140578629134144: 2022-07-13 14:54:34,389: ds_compact: INFO: Move n000000/p0008_nUserEventAuditRecord_pidx -> p0008_nUserEventAuditRecord_pidx
140578629134144: 2022-07-13 14:54:34,389: ds_compact: INFO: Move n000000/p0008_nUserEventAuditRecord_rels -> p0008_nUserEventAuditRecord_rels
140578629134144: 2022-07-13 14:54:34,389: ds_compact: INFO: Move n000000/p0008_nUserEventAuditRecord_state -> p0008_nUserEventAuditRecord_state
140578629134144: 2022-07-13 14:54:34,389: ds_compact: INFO: Move n000000/tagged -> tagged
140578629134144: 2022-07-13 14:54:34,389: ds_compact: USEFUL: Compaction complete.
140578629134144: 2022-07-13 14:54:34,402: ds_compact: USEFUL: Compacted from 374.5 MiB to 269.2 MiB : 71.9 %

This command can also be used with non-multi-generational datastores, in a similar manner to tw_ds_offline_compact, but it is faster. However, tw_ds_offline_compact cannot be used with multi-generational datastores.

Reverting to previous generations and restoring backups

When multiple generations are present, tw_ds_compact can be used to remove the latest generation, and revert the datastore to a previous state. This is an offline operation so the services must be stopped across the cluster. If the latest generation is number 42:

$ tw_ds_compact --offline --delete-generation 42

After confirmation, generation 42 is completely removed, and the previous generation, 41, will continue to be written to when the system is started. Multiple generations can be deleted in this way by running with the --delete-generation option multiple times.

Generation deletion is not coordinated across a cluster.

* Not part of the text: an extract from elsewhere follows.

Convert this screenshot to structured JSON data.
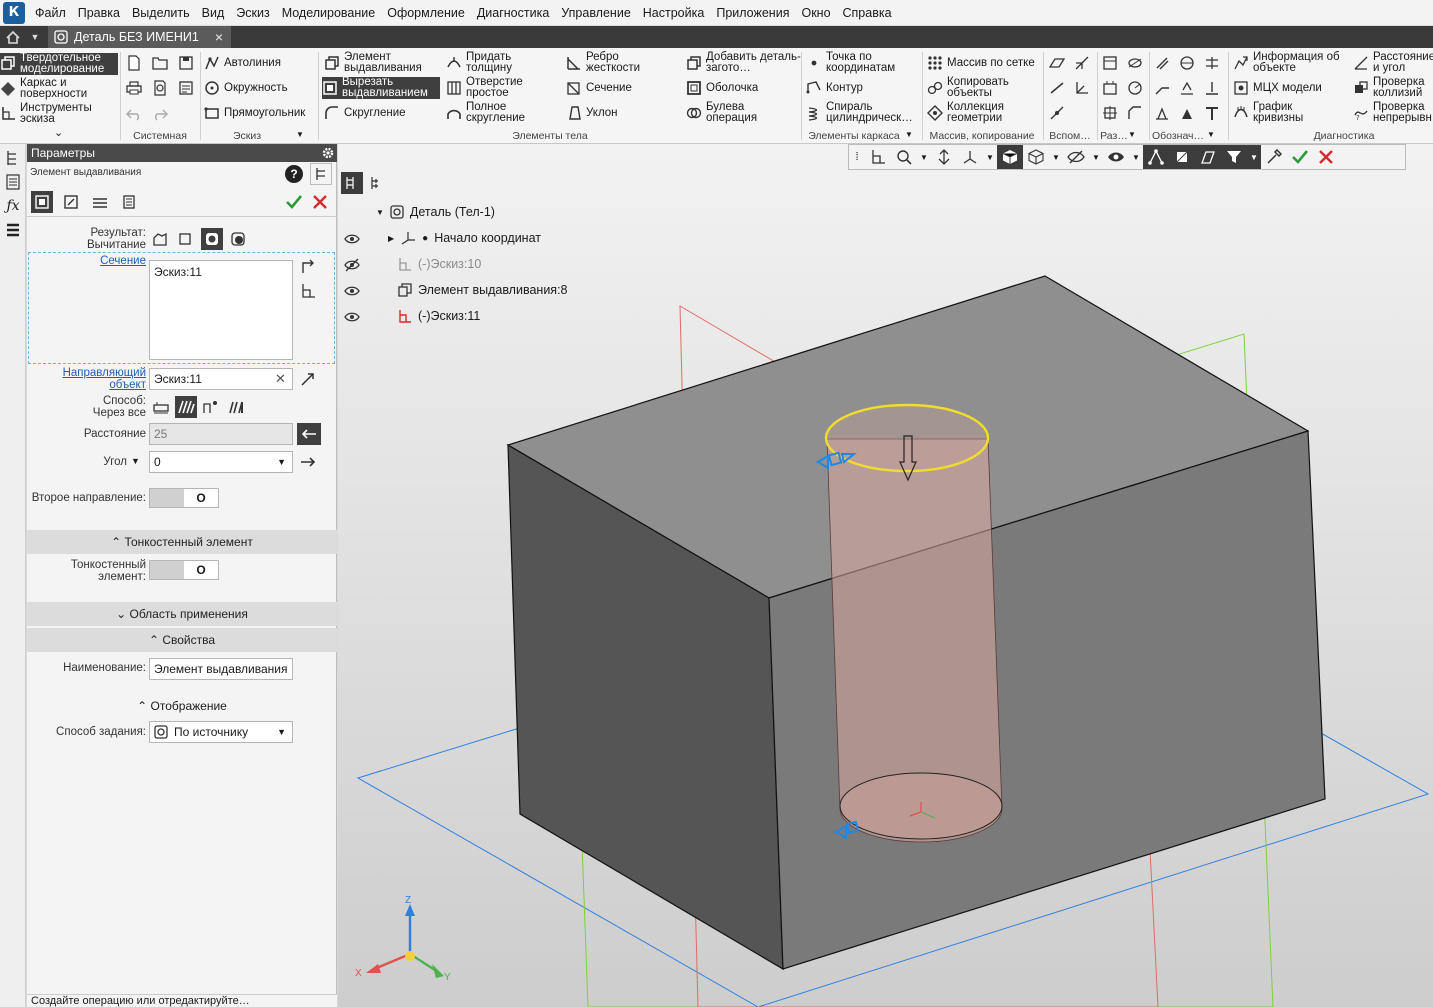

In a cluster, you must delete the equivalent generations on each cluster member, otherwise the cluster members will be out of sync with each other.

Restoring backups

To restore backups that have been archived externally, perform the following steps on all the cluster members:

Ensure all services are stopped across the cluster.
Delete all the files in /usr/tideway/var/tideway.db/logs and /usr/tideway/var/tideway.db/data/datadir. (These paths are symbolic links to the correct data locations.)
Restore the required generation directories into /usr/tideway/var/tideway.db/data/datadir. The first will usually be a compacted generation with a name starting with "c"; subsequent ones will start with "g".
Run an offline compaction with tw_ds_compact --offline . This step is essential to ensure that log sequence numbers in the database files are correct.

As with any backup/restore scheme, you should test your processes before they are required.